17–22 May 2026
marinaforum REGENSBURG
Europe/Berlin timezone

O29 Accounting for cross-field transport and neutral recycling in a Lengyel-like detachment model

22 May 2026, 14:10
20m
Oral G. Power Exhaust, Plasma Detachment and Heat Load Control Oral

Speaker

Thomas Body (Commonwealth Fusion Systems)

Description

To manage erosion and protect against heat fluxes, tokamak power plants will need to be operated with detached divertors. To design future tokamaks around core-edge-integrated operating scenarios, we need fast, accurate detachment models. We developed a model to calculate the impurity concentration needed to detach the first $\lambda_q$ of the outer divertor. This model is based on the 0D analytical ‘Lengyel’ model, which forms the basis of other models such those by Goldston [1] and Reinke [2]. We extended the Lengyel model to include corrections for the cross-field transport in the divertor, power and momentum loss due to recycled neutrals, and turbulent broadening of $\lambda_q$ [3]. Our extended Lengyel model reproduces the empirical ‘Kallenbach’ scaling [4], which has been validated against detachment studies from several tokamaks including JET and ASDEX Upgrade [5]. In addition, a dedicated validation against a detached ASDEX Upgrade shot shows that our model can simultaneously predict the impurity concentration, divertor neutral pressure and separatrix temperature at detachment onset with reasonable accuracy [3]. The extended Lengyel model finds a transition from $c_z \propto n_{sep}^{-2}$ at low densities to about $c_z \propto n_{sep}^{-3}$ at high densities, encompassing the range of experimental scalings determined on ASDEX Upgrade and JET [6]. Applied predictively, the model finds that the ARC V3A tokamak ($P_{sep}$~120MW, $n_{sep}$~$10^{20}/m^3$) should access detachment with ~1% argon in the divertor. This is only slightly higher than on existing tokamaks due to the long divertor leg length and high absolute density — and significantly less than the ~6% predicted by the standard Lengyel model.

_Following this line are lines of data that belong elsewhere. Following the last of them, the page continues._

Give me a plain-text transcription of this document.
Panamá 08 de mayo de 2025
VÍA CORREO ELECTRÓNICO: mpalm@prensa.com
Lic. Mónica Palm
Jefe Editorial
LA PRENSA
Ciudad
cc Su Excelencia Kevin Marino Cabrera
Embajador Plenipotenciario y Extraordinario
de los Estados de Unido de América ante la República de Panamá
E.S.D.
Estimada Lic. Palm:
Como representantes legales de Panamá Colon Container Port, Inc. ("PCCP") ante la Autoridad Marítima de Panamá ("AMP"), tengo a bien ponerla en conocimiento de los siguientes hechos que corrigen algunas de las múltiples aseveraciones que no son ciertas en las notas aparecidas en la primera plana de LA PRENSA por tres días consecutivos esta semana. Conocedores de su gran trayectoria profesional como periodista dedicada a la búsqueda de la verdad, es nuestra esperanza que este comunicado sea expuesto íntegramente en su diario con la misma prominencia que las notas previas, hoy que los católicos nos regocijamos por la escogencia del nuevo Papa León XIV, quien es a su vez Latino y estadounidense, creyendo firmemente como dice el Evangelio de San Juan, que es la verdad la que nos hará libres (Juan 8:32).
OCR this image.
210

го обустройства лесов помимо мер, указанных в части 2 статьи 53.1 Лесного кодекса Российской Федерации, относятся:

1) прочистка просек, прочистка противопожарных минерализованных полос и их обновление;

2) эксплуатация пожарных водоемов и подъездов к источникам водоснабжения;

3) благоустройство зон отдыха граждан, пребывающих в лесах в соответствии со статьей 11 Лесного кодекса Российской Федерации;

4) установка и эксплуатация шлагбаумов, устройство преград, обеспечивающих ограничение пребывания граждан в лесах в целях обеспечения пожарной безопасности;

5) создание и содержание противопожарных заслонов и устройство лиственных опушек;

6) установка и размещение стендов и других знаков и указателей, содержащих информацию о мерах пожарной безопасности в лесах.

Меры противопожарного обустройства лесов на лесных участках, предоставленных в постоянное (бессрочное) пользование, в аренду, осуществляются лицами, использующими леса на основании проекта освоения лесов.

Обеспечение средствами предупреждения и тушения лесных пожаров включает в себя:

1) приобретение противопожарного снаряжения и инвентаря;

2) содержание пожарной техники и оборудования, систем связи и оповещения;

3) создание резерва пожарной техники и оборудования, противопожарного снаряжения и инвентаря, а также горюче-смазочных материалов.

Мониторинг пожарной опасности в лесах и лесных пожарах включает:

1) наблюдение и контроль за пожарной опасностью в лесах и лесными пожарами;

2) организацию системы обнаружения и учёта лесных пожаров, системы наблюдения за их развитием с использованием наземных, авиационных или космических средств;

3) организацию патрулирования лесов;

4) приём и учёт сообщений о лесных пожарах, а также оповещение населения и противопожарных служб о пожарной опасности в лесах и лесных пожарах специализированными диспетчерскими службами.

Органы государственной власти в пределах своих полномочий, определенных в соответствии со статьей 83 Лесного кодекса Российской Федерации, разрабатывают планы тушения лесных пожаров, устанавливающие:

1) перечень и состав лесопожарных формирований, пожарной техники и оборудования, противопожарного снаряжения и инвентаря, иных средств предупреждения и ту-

[1] R. J. Goldston et al 2017 Plasma Phys. Control. Fusion 59 055015
[2] M. L. Reinke 2017 Nucl. Fusion 57 034004
[3] T. Body, A. Kallenbach, T. Eich 2025 Nucl. Fusion 65 086002
[4] A Kallenbach et al 2016 Plasma Phys. Control. Fusion 58 045013
[5] S.S. Henderson et al 2024 Nucl. Fusion 64 066006
[6] S.S. Henderson et al 2021 Nucl. Mat. & Energy 28 101000

Author

Thomas Body (Commonwealth Fusion Systems)

Co-authors

Dr Arne Kallenbach (IPP) Thomas Eich (CFS) Stuart Henderson (UKAEA)

Presentation materials

There are no materials yet.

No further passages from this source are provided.